The Celtics won the first two games at history-creviced Boston Garden, continuing a home winning streak against the Pistons. The series moved to the Pontiac Silverdome. The Celtics figured that the Pistons wouldn’t offer much resistance on the path toward their 17th NBA championship.

And then Larry Bird drove the lane, Bill Laimbeer dropped him on his butt and a rivalry ignited.

Bird went ballistic.

If Laimbeer had clocked any other player, the echoes of discontent wouldn’t have reverberated as strongly. But Bird was the Great Savior.
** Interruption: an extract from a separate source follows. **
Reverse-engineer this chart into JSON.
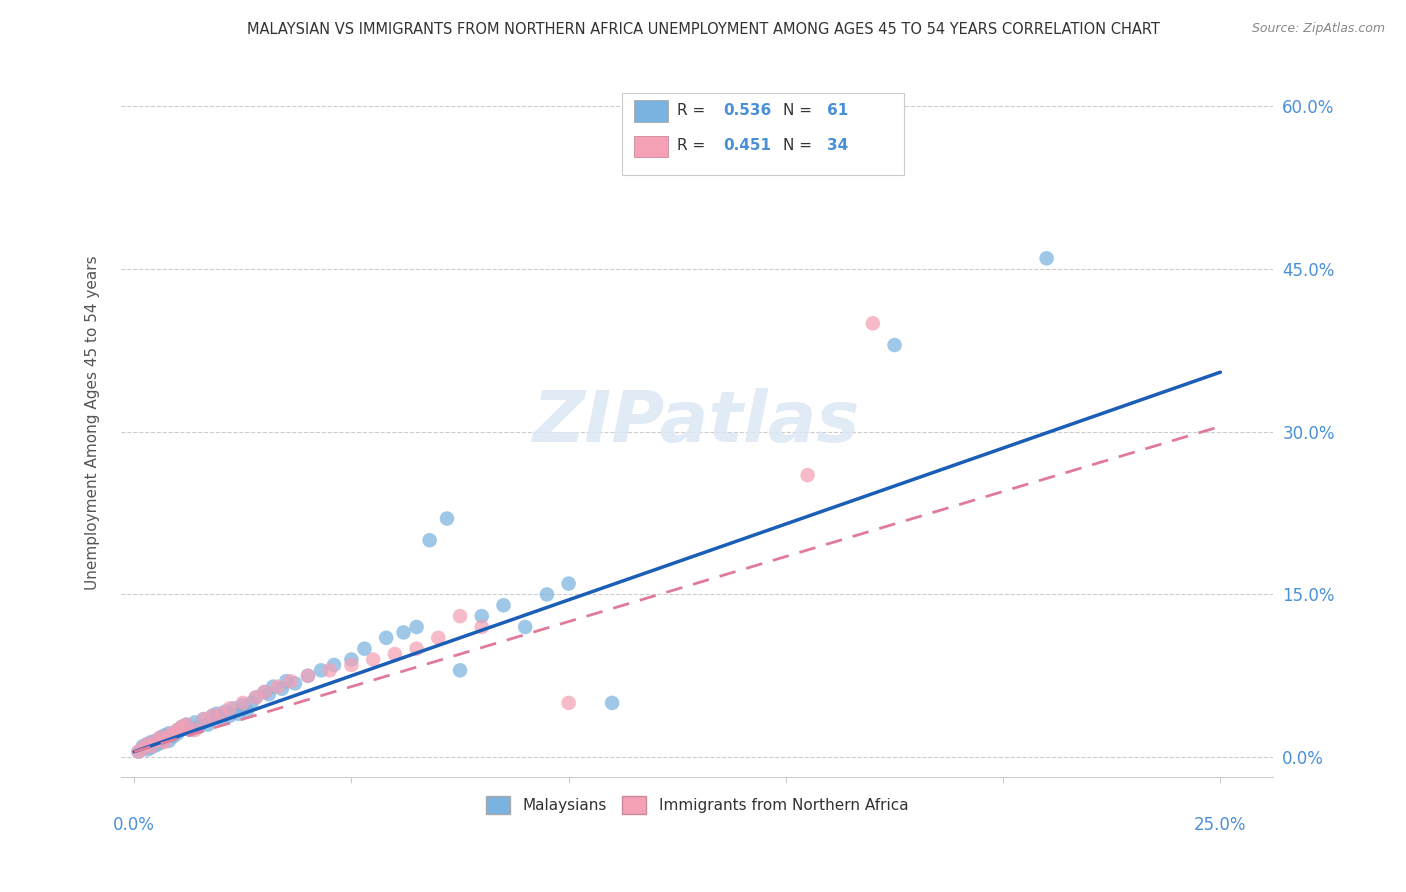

Both were ejected, and Bird was out of control as he departed the Silverdome floor.

Nobody realized it then, but Laimbeer exposed a weakness in the impenetrable Celtics. They weren’t composed of ice water. There was a plentiful well of anger that was available if you were willing to drill deep enough.

Apparently grudges remain. Bird didn’t want to reflect about old times when the Free Press contacted him recently.

But former Pistons captain Isiah Thomas said, “The ‘Bad Boys’ gave us the identity we were looking for because it had always been my objective when I became a Piston to find a way that we could build a tradition that put us on the same level as the Celtics and Lakers. Every championship team needs a foundation on which to build. And we achieved that.”